An interesting side effect of moving to wgpu is that in theory with some additional work, this could allow you to run Zed in a web browser similarly to how some folks run VSCode as a remote interface to the backend running on a server.
Rendering in the browser has nothing to do with being able to do remote editing like you can in VSCode - you would just be able to edit files accessible to the browser.
Just like you can hook up local VS code native up to a random server via SSH, browser rendering is just a convenience for client distribution.
You would need a full client/server editor architecture that VS code has.
Quoting maddythewisp from that PR:
> There is significant work beyond the renderer that would need to happen to run Zed in a browser - notably background tasks and filesystem/input APIs would need web/wasm-compatible implementations.
Well, not really. It means you have a renderer that is closer to being portable to web, not an editor that will run in web "with some additional work". The renderer was already modular before this PR.
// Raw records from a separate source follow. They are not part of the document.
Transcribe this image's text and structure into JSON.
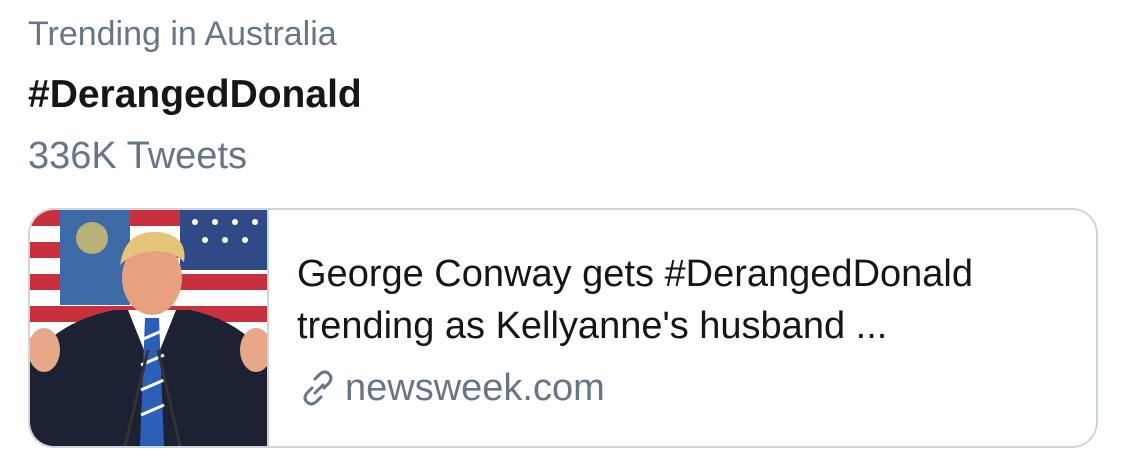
{
  "trend": {
    "context": "Trending in Australia",
    "hashtag": "#DerangedDonald",
    "tweet_count": "336K Tweets"
  },
  "card": {
    "title": "George Conway gets #DerangedDonald trending as Kellyanne's husband ...",
    "domain": "newsweek.com",
    "domain_icon": "link-icon",
    "thumbnail_subject": "man in suit and striped tie speaking at podium in front of flags"
  },
  "colors": {
    "primary_text": "#14171a",
    "secondary_text": "#657786",
    "border": "#ccd6dd",
    "background": "#ffffff"
  }
}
A web port is apparently already on their roadmap: https://zed.dev/roadmap#:~:text=Zed%20on%20the%20Web
If you're talking about remote editing (editing files which reside on a remote server), Zed already supports that?
From the PR, it sounds like the switch to WGPU is only for linux. The team was reluctant to do the same for macOS/Windows since they felt their native renderer on those platforms was better and less memory intensive.